The study, conducted by Associação Amigos Defensores dos Animais e do Meio Ambiente (AADAMA),  surveyed 450 women seeking assistance at police stations in Recife specialized in attending to women’s  issues. The age and educational levels of survivors and aggressors ranged widely.
Both groups were over-represented by individuals over age 30, which Sales Padilha attributed to older women being more aware of women’s rights laws and older men being  more entrenched in Brazil’s “machismo” culture.

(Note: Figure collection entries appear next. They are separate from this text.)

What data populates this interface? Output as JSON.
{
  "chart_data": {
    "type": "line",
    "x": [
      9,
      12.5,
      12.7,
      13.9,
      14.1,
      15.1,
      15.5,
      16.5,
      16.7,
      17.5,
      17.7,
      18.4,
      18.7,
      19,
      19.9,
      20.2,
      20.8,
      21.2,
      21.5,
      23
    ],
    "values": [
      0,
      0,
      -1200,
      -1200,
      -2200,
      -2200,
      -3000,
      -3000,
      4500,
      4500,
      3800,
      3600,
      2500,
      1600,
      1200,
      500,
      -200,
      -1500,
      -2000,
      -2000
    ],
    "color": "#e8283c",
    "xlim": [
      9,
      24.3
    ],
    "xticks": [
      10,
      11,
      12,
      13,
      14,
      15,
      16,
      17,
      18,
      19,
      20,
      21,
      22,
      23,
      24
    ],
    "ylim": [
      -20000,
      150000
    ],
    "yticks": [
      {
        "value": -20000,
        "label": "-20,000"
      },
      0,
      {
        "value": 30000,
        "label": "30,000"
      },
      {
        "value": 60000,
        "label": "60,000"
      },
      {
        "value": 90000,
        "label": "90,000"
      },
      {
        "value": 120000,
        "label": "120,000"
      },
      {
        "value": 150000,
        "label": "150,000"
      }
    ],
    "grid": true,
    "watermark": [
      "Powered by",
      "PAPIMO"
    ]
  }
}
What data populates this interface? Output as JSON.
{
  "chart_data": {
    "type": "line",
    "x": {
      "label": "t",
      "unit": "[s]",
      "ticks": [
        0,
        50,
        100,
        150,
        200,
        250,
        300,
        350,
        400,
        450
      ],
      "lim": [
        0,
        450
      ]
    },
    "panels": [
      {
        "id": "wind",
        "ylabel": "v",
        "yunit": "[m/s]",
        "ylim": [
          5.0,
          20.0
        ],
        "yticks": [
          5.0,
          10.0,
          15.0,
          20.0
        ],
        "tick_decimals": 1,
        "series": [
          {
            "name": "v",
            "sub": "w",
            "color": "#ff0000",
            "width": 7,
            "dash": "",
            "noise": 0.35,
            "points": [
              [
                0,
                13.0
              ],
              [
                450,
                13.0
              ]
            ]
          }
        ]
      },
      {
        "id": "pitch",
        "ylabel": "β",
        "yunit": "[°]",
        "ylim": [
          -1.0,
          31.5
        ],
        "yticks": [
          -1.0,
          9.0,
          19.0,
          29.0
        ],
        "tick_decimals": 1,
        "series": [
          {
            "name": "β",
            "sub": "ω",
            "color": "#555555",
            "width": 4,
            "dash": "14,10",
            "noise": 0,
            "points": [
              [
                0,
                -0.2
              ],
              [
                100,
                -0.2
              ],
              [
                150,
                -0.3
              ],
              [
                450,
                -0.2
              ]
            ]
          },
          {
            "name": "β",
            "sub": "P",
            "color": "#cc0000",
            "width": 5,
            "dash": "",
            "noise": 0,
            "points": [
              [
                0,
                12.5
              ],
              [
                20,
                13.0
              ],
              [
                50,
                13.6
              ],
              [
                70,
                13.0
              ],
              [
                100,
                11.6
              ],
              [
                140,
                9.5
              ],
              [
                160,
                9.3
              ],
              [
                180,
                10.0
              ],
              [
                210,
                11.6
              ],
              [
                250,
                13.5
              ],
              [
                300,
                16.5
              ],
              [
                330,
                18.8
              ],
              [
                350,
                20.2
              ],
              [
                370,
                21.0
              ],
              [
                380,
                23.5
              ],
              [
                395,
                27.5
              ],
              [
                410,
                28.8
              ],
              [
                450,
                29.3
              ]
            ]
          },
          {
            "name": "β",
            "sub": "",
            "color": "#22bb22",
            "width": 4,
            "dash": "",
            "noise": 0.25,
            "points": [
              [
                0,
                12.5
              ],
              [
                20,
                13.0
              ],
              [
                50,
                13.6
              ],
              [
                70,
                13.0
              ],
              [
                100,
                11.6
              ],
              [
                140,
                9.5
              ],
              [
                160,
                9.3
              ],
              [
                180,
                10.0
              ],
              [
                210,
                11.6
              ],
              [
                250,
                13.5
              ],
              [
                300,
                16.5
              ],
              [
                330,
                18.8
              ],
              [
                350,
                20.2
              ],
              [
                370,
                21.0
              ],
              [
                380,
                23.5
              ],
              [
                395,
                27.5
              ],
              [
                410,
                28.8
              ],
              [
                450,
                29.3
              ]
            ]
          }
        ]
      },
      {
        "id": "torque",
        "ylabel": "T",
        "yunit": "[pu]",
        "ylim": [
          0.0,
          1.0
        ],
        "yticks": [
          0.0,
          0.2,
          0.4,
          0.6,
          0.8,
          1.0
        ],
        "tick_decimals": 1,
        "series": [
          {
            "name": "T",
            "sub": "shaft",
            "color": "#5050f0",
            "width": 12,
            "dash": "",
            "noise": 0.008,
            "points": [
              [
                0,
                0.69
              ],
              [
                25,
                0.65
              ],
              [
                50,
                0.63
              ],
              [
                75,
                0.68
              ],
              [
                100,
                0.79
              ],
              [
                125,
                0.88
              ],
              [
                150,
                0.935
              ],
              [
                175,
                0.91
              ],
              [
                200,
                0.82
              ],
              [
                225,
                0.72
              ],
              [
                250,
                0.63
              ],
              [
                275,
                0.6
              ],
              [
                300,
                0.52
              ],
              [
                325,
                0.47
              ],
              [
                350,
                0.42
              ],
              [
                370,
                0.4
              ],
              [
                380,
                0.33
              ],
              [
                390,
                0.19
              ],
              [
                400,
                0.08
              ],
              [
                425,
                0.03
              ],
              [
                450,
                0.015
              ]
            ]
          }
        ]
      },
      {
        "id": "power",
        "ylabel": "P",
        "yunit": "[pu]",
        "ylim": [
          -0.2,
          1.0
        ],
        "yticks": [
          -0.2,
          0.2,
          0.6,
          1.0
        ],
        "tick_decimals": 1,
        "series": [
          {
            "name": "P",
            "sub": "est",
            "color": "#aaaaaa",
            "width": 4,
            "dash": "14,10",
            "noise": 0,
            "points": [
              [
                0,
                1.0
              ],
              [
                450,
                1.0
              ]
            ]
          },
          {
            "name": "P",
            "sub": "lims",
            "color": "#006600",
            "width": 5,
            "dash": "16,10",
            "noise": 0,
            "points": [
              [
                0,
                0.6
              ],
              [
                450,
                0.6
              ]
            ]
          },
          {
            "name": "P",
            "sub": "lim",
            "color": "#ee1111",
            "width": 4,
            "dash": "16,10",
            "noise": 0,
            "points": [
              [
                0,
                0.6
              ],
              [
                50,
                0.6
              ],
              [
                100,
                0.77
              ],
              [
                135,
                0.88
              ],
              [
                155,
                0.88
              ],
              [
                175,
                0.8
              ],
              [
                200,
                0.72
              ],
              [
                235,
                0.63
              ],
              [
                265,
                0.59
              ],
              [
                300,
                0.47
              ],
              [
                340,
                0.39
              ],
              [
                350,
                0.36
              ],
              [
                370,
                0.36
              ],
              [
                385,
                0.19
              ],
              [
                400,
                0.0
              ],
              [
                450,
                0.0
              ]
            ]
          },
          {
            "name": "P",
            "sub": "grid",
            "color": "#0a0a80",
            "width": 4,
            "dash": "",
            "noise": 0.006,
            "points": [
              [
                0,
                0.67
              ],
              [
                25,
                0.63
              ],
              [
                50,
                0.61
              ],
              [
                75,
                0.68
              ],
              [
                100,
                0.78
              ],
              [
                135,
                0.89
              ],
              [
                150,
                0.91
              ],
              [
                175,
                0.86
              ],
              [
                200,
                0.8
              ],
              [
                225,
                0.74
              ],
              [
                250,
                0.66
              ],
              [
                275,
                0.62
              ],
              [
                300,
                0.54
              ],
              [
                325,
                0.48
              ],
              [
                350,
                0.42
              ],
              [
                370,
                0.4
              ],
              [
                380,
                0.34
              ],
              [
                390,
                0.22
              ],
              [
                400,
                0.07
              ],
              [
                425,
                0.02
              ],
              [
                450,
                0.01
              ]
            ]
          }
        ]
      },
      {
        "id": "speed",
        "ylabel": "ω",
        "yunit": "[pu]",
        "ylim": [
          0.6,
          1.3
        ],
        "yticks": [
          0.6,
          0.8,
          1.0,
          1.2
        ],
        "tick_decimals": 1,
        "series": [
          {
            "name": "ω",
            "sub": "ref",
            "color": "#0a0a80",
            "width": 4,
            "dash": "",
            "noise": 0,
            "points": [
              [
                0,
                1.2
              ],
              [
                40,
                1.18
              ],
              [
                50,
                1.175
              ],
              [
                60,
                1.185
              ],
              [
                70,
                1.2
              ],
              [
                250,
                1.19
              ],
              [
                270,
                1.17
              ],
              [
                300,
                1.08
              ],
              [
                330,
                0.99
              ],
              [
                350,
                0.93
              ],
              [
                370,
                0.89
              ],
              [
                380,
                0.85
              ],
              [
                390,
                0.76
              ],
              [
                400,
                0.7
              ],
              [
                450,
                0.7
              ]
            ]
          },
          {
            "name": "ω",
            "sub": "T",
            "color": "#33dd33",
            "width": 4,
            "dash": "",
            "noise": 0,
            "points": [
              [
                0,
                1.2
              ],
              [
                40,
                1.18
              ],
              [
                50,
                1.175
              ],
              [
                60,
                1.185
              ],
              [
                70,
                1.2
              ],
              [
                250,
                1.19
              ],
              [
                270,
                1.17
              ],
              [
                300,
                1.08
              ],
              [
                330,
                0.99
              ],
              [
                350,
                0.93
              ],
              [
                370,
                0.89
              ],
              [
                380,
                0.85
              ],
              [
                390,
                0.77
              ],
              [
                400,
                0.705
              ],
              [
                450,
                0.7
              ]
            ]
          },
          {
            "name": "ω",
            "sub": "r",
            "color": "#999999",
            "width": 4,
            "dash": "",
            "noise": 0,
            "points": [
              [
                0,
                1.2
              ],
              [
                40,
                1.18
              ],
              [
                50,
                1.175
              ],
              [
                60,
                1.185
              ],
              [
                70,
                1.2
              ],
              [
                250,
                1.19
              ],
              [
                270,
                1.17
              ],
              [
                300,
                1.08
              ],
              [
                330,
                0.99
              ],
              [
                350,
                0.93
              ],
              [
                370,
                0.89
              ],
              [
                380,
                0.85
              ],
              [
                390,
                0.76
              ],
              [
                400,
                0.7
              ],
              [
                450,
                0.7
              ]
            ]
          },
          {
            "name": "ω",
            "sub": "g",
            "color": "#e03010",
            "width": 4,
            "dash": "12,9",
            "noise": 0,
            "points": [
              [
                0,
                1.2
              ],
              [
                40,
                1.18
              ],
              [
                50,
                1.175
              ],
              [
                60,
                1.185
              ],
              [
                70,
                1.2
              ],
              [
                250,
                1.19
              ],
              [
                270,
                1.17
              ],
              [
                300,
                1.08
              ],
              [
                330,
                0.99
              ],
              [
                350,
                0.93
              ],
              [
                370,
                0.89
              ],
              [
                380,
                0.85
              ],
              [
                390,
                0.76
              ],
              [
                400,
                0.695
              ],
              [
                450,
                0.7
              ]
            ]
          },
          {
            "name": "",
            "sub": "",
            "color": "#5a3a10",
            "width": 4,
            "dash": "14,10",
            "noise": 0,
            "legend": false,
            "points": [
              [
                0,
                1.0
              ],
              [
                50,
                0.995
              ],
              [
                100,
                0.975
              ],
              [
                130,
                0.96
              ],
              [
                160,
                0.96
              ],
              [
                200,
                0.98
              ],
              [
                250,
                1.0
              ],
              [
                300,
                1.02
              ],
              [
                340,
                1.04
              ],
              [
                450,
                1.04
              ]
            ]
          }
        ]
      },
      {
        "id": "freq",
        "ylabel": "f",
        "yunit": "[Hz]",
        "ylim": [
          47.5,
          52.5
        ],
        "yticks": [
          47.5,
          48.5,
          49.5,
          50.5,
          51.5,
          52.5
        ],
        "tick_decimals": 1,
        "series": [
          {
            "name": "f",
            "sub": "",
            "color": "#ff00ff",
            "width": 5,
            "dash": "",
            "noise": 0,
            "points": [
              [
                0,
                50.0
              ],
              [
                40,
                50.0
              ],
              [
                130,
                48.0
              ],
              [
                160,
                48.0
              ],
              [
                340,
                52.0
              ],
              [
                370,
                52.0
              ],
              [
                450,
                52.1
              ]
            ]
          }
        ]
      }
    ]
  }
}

The types of violence inflicted upon the animals included:
• Physical beating: 50%
• Deprivation of food and water: 10%
• “Emotional blackmailing”: 9%
• Abandoning the animal in the streets: 22%
• Other violence: 9%

Survivors added such comments to their survey questionnaires as, “He kicked the turtle and skinned the  cat and dog and said he would enjoy doing the same thing with her,” and “He beat the dog to death,  later saying that he did it to the dog in order not to do it to me.”
The aggressors were the woman’s partner (27%), husband (23%), ex-husband (16%),
ex-partner (27%), or other household member (7%). “The percentages show that
even after the end of a relationship women are not free from violence because the
man generally does not accept the break and still wants to exert control over his excompanion,” she wrote.
Sales Padilha cited four cases of Brazilian serial killers and mass murderers who – like many counterparts in other countries – had histories of animal abuse. She reported estimates of Brazil’s pet population at 25 million dogs and 7 million cats in a nation of 196 million people.
The 61-page study aimed to encourage the Pernambuco Departments for Educational Services to include respect to all life forms in school curricula; to alert teachers and parents that children’s cruelty to animals can be a symptom of serious behavior disturbances; to include animal cruelty in violence prevention programs; and to encourage police officers to intervene when they encounter cruelty.“Society generally disregards, underestimates or is ignorant of violence against non-human animals, but such violence is associated with conflicts in relationships between human beings. In recent decades, violence against non-human animals has been recognized as a possible sign of serious aggression that should be considered as latent psychopathology that could eventually be expressed through violent acts against human beings,” she concluded, urging Brazilian officials to recognize animal cruelty as “a serious
problem against life itself [that] can reinforce the circle of violence around women in society.”

-- Sales Padilha, M.J. (2011). Crueldade com Animais x Violencia Domestica Contra Mulheres: Uma Conexao Real
(Cruelty Against Non-Human Animals versus Domestic Violence Against Women: A Real Connection).